ONE:
I will never forget my first time. I sat rigidly on a small black chair with a short back, faced the expansive mirrored wall in front of me, and gripped a 15 pound dumbbell in each hand. I raised the weights into position beside my shoulders, and paused, looking intently at my reflection in the mirror. Then I began to lift the weights overhead, making a sweeping arc while breathing in and out as I had been taught. By the fourth set of 12 repetitions, I heard encouraging shouts of ‘keep going.’ Suddenly my arms froze in mid-press. My brain kept telling them to move. I commanded ‘push you lazy bitches,’ but my senseless shoulders did not comply. I looked in non-comprehension at my trainer and she just laughed.
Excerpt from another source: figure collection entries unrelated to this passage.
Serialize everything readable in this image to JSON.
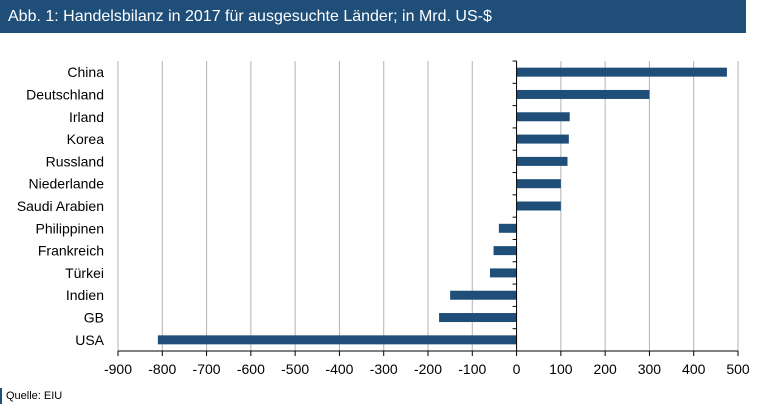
{
  "header": {
    "title": "Abb. 1: Handelsbilanz in 2017 für ausgesuchte Länder; in Mrd. US-$"
  },
  "footer": {
    "source": "Quelle: EIU"
  },
  "colors": {
    "bar": "#1f4e79",
    "grid": "#b3b3b3",
    "title_bg": "#1f4e79"
  },
  "chart_data": {
    "type": "bar",
    "orientation": "horizontal",
    "title": "Abb. 1: Handelsbilanz in 2017 für ausgesuchte Länder; in Mrd. US-$",
    "xlabel": "",
    "ylabel": "",
    "categories": [
      "China",
      "Deutschland",
      "Irland",
      "Korea",
      "Russland",
      "Niederlande",
      "Saudi Arabien",
      "Philippinen",
      "Frankreich",
      "Türkei",
      "Indien",
      "GB",
      "USA"
    ],
    "values": [
      475,
      300,
      120,
      118,
      115,
      100,
      100,
      -40,
      -52,
      -60,
      -150,
      -175,
      -810
    ],
    "xlim": [
      -900,
      500
    ],
    "xticks": [
      -900,
      -800,
      -700,
      -600,
      -500,
      -400,
      -300,
      -200,
      -100,
      0,
      100,
      200,
      300,
      400,
      500
    ],
    "grid": "vertical",
    "legend": "none"
  }
}
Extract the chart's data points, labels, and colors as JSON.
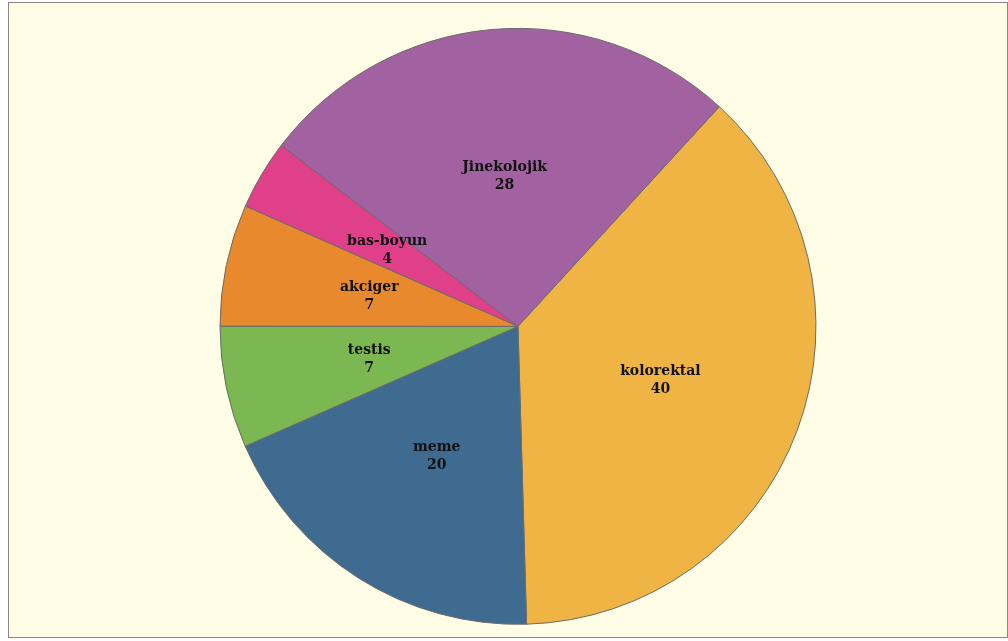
{
  "chart_data": {
    "type": "pie",
    "categories": [
      "kolorektal",
      "meme",
      "testis",
      "akciger",
      "bas-boyun",
      "Jinekolojik"
    ],
    "values": [
      40,
      20,
      7,
      7,
      4,
      28
    ],
    "colors": [
      "#f0b445",
      "#3e6b8f",
      "#7bb851",
      "#e8892e",
      "#e0408a",
      "#a262a2"
    ],
    "data_labels": true,
    "legend": false
  }
}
With the slightest assistance, she helped me to raise the weights, shakily, one last time.
TWO:
It’s a cold house—a cold house, and a small one. When you get out of the bath, you wrap yourself in the towel—still damp from the last person who used it—and run downstairs, to dry in front of the fire. … ‘Oooooooh!’ rings out a voice, suddenly, from the tightly packed sofa. It is my mother. ‘Is that PUBES I can see?’ The sofa stirs into altertness. Everyone stops looking [at the movie] and starts looking at my pubic hair instead, except my dad, who appears absolutely unaware of what is going on and continues to eat crackers and cheese while staring at the television. … I feel like I’m not allowed to look for the pubes myself—I have to be nonchalant about it, although it is, frankly, news to me. [Excerpt from Caitlin Moran, How to be a Woman, 39-40]
THREE:
I had a major episode … which I didn’t know was an episode … pain in my feet, numbness and tingling going all the way up to about the upper chest and then back down, over about three days. I thought it was cool—I was poking myself and couldn’t feel anything! I didn’t say anything to anybody. … I didn’t think it was worth telling anybody. And if I told somebody like my parents, they would be upset. [Excerpt from Gabor Maté, When the Body Says No, 20]
FOUR:
After swinging my feet underneath the apparatus, I lightly press my legs forward, ensuring that the flat black pad will be safely lifted by my strong shins rather than my more vulnerable knees or weak ankles. I lean back, arranging myself on the vinyl chair so that I look good: tummy flat and triceps delineated. Turning away from the mirror, I reach down to move the pin into the 160 pound weight block, hoping that someone at the gym will notice and be impressed. After a few preparatory breaths, I thrust both legs upward, straightening my knees while trying to relax my upper body so that the stress is borne exclusively by my quadriceps. The movement is mechanical, as if a doctor is using a hammer to check my reflexes. This kicking is, however, purposeful and controlled. At the top of each swing, I flex my feet and intensify the contraction in my muscles, feeling an extra pulse of pressure directly above each knee, before slowly lowering my legs back down again. When the burning becomes too intense, I move the pin to decrease the weight by 10 pounds, and immediately restart my repetitions. Visualizing numbers in my head, I count towards 50, like a Sesame Street lesson. Clenching my teeth, and grunting with exertion, my eyes become unfocused. Everything goes blank and I am alone.